First up, Hyperdub founder, sonic warfare expert and seeming heir to EL-P’s title as “label head I’d most like to hang out with,” Kode9 hits us with a quick 30 minute burst of old-school Jungle culled from that genre’s golden years of 94-96. As a committed fan of THC and all things laid back, I can’t say that Jungle occupies an exceptionally large space in my record collection. The fact that I came of age when it was mutating into the senselessly aggravating white rage of Drum N Bass didn’t help endear me to the genre and talking to glassy-eyed speed head girls at raves about the virtues of “original jungle,” while entertaining, only made matters worse. It’s hard to argue with the selection here though: dusty breaks of the Hip-Hop sort chopped at hyperspeed with jazzy chords and the occasional frenetic R&B vocal or looped rap line. Think Temple of Boom era Muggs production with drums twice as fast. Admittedly, there’s nothing new for fans of the genre but for those who always wondered what was going on in England while we were rocking hoodies and timbs, or those looking for the occasional adrenaline rush, this is a great place to start. Oh, there’s also the above tune made out of Wu-Tang samples.
Addison Groove (AKA Headhunter)‘s mix starts a little slower, covers wider territory but ultimately proves to be just as exciting. Opening with oldschool electro before progressively speeding up into Funky, it really hits its stride in its middle section when the mix begins to explore London’s recent forays into Chicago Juke music. Latching onto the percussive energy and rawness of ghetto house but mostly abandoning the booty-shake chants in favor of clipped, abstract vocal samples, this early mutation is, for lack of a better term, vital as fuck. There’s definitely something exciting going on here, functional music suddenly morphing into something very, very different. It’s a work in progress; an idea so new that only a few DJs are producing it and the rest of the mix subsequently relies on (excellent!) American imports from luminaries such as DJ Rashad.
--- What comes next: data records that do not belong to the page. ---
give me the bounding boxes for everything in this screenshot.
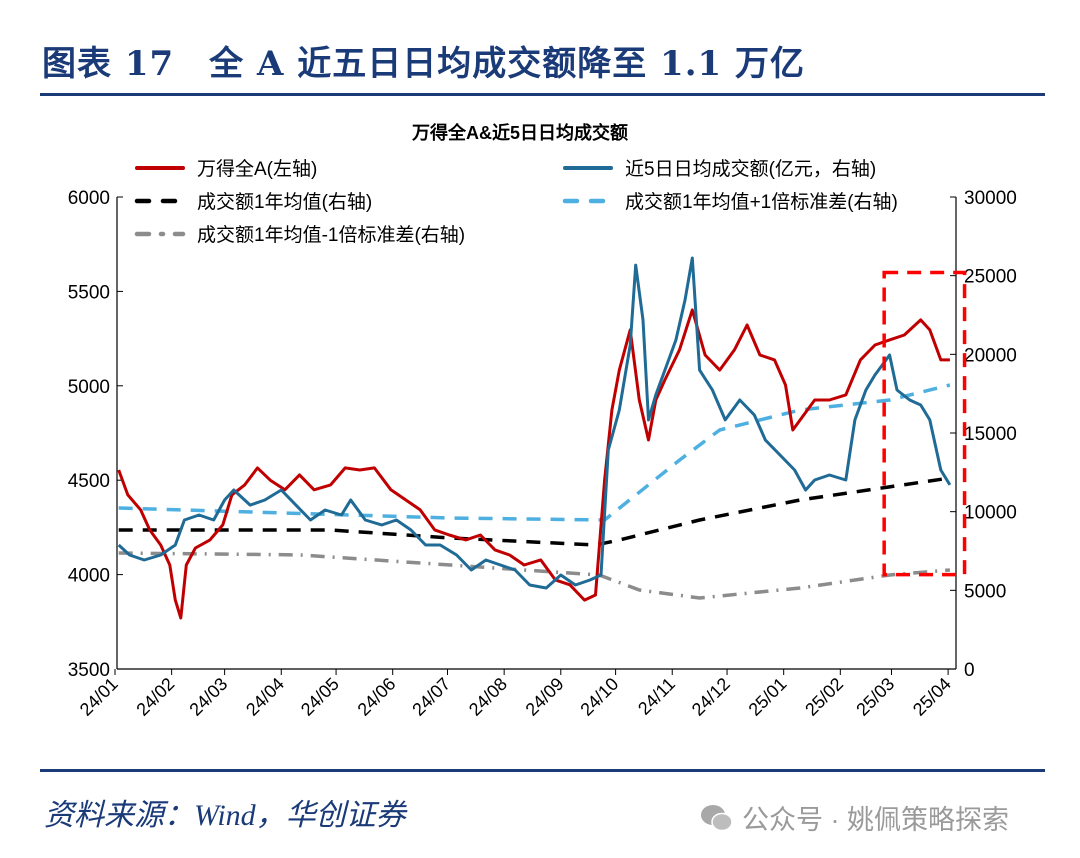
wechat-icon <box>701 804 733 831</box>
figure-title: 图表 17 全 A 近五日日均成交额降至 1.1 万亿 <box>42 44 806 84</box>
footer-rule <box>40 769 1045 772</box>
series-line-3 <box>118 383 951 522</box>
series-line-2 <box>118 476 951 547</box>
chart-title: 万得全A&近5日日均成交额 <box>411 122 628 143</box>
y-left-tick-label: 6000 <box>68 188 110 209</box>
legend: 万得全A(左轴) 近5日日均成交额(亿元，右轴) 成交额1年均值(右轴) 成交额1年均… <box>134 158 898 246</box>
legend-label-3: 成交额1年均值+1倍标准差(右轴) <box>625 191 898 213</box>
x-tick-label: 24/06 <box>354 674 400 720</box>
legend-label-1: 近5日日均成交额(亿元，右轴) <box>625 158 876 180</box>
y-left-tick-label: 5000 <box>68 377 110 398</box>
x-tick-label: 24/03 <box>185 674 231 720</box>
y-right-tick-label: 30000 <box>964 188 1017 209</box>
x-tick-label: 24/07 <box>408 674 454 720</box>
watermark-text: 公众号 · 姚佩策略探索 <box>742 805 1009 835</box>
series-lines <box>117 256 952 620</box>
y-left-tick-label: 4000 <box>68 566 110 587</box>
annotations <box>882 270 967 577</box>
axes: 3500 4000 4500 5000 5500 6000 0 5000 10000 15000 2… <box>68 188 1017 720</box>
x-tick-label: 24/11 <box>634 674 679 719</box>
x-tick-label: 24/05 <box>297 674 343 720</box>
y-right-tick-label: 10000 <box>964 503 1017 524</box>
x-tick-label: 24/09 <box>522 674 568 720</box>
source-note: 资料来源：Wind，华创证券 <box>44 799 406 832</box>
y-right-tick-label: 0 <box>964 660 975 681</box>
x-tick-label: 24/02 <box>132 674 178 720</box>
x-tick-label: 24/12 <box>688 674 734 720</box>
x-tick-label: 25/02 <box>801 674 847 720</box>
legend-label-4: 成交额1年均值-1倍标准差(右轴) <box>197 224 465 246</box>
x-tick-label: 25/01 <box>745 674 791 720</box>
highlight-box <box>882 270 967 577</box>
series-line-4 <box>118 551 951 600</box>
y-right-tick-label: 20000 <box>964 345 1017 366</box>
legend-label-2: 成交额1年均值(右轴) <box>197 191 372 213</box>
y-left-tick-label: 5500 <box>68 282 110 303</box>
x-tick-label: 25/04 <box>909 674 955 720</box>
y-right-tick-label: 15000 <box>964 424 1017 445</box>
x-tick-label: 24/08 <box>465 674 511 720</box>
y-left-tick-label: 3500 <box>68 660 110 681</box>
x-tick-label: 24/04 <box>242 674 288 720</box>
x-tick-label: 25/03 <box>852 674 898 720</box>
series-line-0 <box>117 308 950 620</box>
y-left-tick-label: 4500 <box>68 471 110 492</box>
title-rule <box>40 93 1045 96</box>
x-tick-label: 24/10 <box>576 674 622 720</box>
y-right-tick-label: 5000 <box>964 581 1006 602</box>
series-line-1 <box>117 256 952 590</box>
watermark: 公众号 · 姚佩策略探索 <box>700 798 1009 837</box>
legend-label-0: 万得全A(左轴) <box>197 158 317 180</box>
y-right-tick-label: 25000 <box>964 267 1017 288</box>
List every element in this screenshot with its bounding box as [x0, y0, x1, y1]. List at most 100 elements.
Still, it’s the British originals that have got me excited: these guys turned Garage into Burial; God knows what they can transform Juke into.
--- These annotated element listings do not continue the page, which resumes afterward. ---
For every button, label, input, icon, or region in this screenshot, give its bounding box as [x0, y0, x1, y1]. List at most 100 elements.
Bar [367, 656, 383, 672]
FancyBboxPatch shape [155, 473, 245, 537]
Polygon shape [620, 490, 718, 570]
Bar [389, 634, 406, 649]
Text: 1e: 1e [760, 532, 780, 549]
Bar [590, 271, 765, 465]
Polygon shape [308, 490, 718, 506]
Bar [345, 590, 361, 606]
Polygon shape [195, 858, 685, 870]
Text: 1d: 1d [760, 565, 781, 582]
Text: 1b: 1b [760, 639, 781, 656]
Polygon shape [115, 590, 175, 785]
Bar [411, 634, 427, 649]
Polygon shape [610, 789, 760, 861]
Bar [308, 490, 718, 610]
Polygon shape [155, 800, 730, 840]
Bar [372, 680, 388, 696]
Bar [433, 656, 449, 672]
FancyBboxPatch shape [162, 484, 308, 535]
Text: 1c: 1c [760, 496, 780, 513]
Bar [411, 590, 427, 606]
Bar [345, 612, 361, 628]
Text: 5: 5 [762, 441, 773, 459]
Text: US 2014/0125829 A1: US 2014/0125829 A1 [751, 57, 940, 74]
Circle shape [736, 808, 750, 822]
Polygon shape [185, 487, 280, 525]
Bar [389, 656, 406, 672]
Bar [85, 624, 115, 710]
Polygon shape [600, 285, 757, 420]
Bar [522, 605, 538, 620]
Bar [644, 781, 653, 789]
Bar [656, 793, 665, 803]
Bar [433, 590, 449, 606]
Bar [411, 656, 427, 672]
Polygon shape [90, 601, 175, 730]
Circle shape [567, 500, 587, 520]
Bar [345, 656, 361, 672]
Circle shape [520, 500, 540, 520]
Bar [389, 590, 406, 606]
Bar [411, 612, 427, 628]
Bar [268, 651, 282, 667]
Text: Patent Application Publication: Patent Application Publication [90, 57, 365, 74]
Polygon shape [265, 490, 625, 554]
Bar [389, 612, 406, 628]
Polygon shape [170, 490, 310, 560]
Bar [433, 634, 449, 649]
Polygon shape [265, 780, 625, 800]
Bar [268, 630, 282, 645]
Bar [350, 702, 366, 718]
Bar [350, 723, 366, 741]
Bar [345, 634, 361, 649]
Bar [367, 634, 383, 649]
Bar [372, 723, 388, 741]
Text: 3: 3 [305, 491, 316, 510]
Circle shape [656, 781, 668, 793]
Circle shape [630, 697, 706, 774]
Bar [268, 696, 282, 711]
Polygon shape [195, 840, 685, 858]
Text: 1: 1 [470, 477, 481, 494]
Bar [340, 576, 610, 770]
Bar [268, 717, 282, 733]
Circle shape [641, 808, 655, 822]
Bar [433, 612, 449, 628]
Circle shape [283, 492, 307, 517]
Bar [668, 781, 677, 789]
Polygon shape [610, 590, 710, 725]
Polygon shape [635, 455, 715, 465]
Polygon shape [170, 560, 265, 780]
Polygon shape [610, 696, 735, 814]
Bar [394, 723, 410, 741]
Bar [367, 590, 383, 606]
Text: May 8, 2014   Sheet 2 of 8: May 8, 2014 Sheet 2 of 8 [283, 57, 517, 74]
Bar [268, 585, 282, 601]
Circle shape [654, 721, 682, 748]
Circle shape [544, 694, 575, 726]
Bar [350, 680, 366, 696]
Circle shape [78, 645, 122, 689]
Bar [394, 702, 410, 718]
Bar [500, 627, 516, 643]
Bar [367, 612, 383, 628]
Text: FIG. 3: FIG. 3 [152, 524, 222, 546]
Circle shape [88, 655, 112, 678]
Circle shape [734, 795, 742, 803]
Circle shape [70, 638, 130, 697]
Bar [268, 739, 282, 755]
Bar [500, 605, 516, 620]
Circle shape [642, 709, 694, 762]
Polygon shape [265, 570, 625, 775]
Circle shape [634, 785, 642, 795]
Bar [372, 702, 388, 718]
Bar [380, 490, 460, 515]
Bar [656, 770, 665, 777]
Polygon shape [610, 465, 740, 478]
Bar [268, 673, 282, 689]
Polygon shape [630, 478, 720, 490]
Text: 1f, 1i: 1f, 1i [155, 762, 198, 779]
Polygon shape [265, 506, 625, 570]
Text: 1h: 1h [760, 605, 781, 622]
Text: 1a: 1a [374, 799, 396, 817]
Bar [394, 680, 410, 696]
Finally, Autonomic duo Instra:Mental deliver today’s mix which serves as an interesting link between London’s past and future music. Nominally a Drum & Bass act, Instra:Mental (along with partner D-Bridge) have been responsible for slowing the genre down, smartening it up and generally giving it a new lease on life after years of punishing clown step. Their Fabriclive entry stands as one of the best mixes of the year so far, combining jittery percussion with downtempo atmospherics to create an ambiance better fit for long drives down dark roads and midnight encounters than any dance floor action. Their FACT mix is a little more direct and ranges from the duo’s own experimental tracks to techno influenced rollers to pure dubstep in the form of a couple of Skream tracks. Their secret is to take the “anything goes” attitude currently sweeping bass music while keeping things dark and moody rather than goofy and eclectic. Landing somewhere between the first mixes’ Jungle, Addison’s Juke and a comfortable 80-90BPM ranged favored by Hip-Hop and LA’s Low End Theorists, I’d expect big things from these guys whether “Autonomic” catches on as a genre or not.